Depuis trois mois, je m’accoutume à cette existence solitaire ; ce n’est pas de vivre enfermée que je souffre ; depuis longtemps je ne vis qu’avec moi-même.

C’est un tourment, un besoin confus, mais sans répit, de me dégager de mes anciens rêves. Le passé me laisse indifférente, tant de choses nouvelles m’attirent ; chaque jour, par une lecture, par un effort, j’avance vers ce but, encore voilé.
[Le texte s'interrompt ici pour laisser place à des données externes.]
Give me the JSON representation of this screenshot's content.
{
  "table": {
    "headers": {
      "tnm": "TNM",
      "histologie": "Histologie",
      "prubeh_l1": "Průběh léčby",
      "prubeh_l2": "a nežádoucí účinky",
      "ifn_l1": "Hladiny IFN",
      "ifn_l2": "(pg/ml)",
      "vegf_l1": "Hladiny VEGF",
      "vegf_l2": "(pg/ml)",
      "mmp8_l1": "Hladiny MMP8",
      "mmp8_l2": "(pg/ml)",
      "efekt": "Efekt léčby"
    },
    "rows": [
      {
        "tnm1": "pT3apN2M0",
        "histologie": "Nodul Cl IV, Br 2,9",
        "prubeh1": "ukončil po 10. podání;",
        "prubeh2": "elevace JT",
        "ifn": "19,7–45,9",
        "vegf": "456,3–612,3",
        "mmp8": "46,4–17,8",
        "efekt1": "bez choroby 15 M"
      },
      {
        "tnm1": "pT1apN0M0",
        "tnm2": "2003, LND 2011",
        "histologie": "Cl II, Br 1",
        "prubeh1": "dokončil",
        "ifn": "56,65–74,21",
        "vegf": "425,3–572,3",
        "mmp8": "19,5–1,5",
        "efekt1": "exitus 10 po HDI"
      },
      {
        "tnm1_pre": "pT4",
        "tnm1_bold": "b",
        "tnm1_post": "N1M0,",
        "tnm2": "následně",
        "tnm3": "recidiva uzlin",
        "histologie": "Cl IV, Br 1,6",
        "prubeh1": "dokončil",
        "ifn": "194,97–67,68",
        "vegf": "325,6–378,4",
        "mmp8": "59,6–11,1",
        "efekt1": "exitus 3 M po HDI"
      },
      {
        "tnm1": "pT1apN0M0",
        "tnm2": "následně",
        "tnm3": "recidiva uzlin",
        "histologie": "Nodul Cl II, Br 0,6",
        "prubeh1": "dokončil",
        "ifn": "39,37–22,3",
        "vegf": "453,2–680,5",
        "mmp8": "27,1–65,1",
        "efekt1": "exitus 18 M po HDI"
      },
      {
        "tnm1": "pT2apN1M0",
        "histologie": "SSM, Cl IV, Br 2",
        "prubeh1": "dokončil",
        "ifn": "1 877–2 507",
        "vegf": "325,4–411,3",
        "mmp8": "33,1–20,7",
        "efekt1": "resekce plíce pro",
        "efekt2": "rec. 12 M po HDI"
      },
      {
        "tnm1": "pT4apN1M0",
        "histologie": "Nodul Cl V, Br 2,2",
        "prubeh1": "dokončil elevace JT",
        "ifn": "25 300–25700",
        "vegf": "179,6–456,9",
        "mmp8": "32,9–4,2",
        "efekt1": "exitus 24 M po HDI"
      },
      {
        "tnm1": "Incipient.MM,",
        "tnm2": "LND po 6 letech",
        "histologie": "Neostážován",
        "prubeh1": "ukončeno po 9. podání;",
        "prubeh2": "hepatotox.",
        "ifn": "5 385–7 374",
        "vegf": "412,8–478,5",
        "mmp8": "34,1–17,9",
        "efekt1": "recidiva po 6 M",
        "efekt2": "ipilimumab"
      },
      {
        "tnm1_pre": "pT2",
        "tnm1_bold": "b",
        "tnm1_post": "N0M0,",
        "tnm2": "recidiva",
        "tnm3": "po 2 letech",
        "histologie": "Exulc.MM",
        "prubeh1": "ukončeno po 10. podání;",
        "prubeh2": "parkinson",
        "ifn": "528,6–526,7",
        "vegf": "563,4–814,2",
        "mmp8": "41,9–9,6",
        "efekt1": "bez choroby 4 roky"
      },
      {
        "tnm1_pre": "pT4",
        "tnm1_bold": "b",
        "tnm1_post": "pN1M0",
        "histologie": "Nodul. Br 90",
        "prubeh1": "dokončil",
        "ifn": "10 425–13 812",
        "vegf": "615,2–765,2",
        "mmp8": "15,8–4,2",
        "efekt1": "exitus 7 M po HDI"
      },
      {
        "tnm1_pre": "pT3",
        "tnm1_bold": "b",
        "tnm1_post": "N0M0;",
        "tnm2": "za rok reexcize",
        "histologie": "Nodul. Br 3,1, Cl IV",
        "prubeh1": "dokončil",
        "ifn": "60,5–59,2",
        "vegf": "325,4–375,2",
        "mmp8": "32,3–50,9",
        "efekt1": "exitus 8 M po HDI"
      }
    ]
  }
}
Est-ce curieux, j’éprouve par l’esprit, un malaise analogue à celui que tout mon corps subit lorsque je devins jeune fille.

16 décembre.

J’assiste impassible à ce bouleversement de mon être. Là-haut j’ai vu ce soir l’image de mon état d’âme. Des nuages galopent, fouaillés par le vent qui se lève ; c’est une course insensée à travers le ciel ; ils passent devant la lune qui s’obscurcit, d’autres accourent, puis la meute fantastique disparaît, dégageant l’astre qui monte, serein vers son zénith.

23 décembre.

Une chose me frappe à l’École, et me semble la caractéristique de l’enseignement qu’on nous donne : les Sèvriennes parlent sans cesse de licence, d’agrégation, jamais de professorat !

Jamais il n’est question de nos futures élèves. Jamais nos leçons ne visent l’esprit limité d’enfants de dix à quatorze ans. Foin de pédagogie théorique, semble-t-on dire, « en forgeant on devient forgeron », faber, fabricando. Sur la fin de notre carrière, nous serons peut-être capables d’enseigner, simplement, des choses élémentaires.

Je me reconnais inapte, au sortir de l’École, à mettre à la portée de mes gamines, l’histoire du moyen âge que nous étudions en ce moment.

Un beau sujet de composition écrite que celui-là : Rôle de l’Église sous les premiers Carolingiens.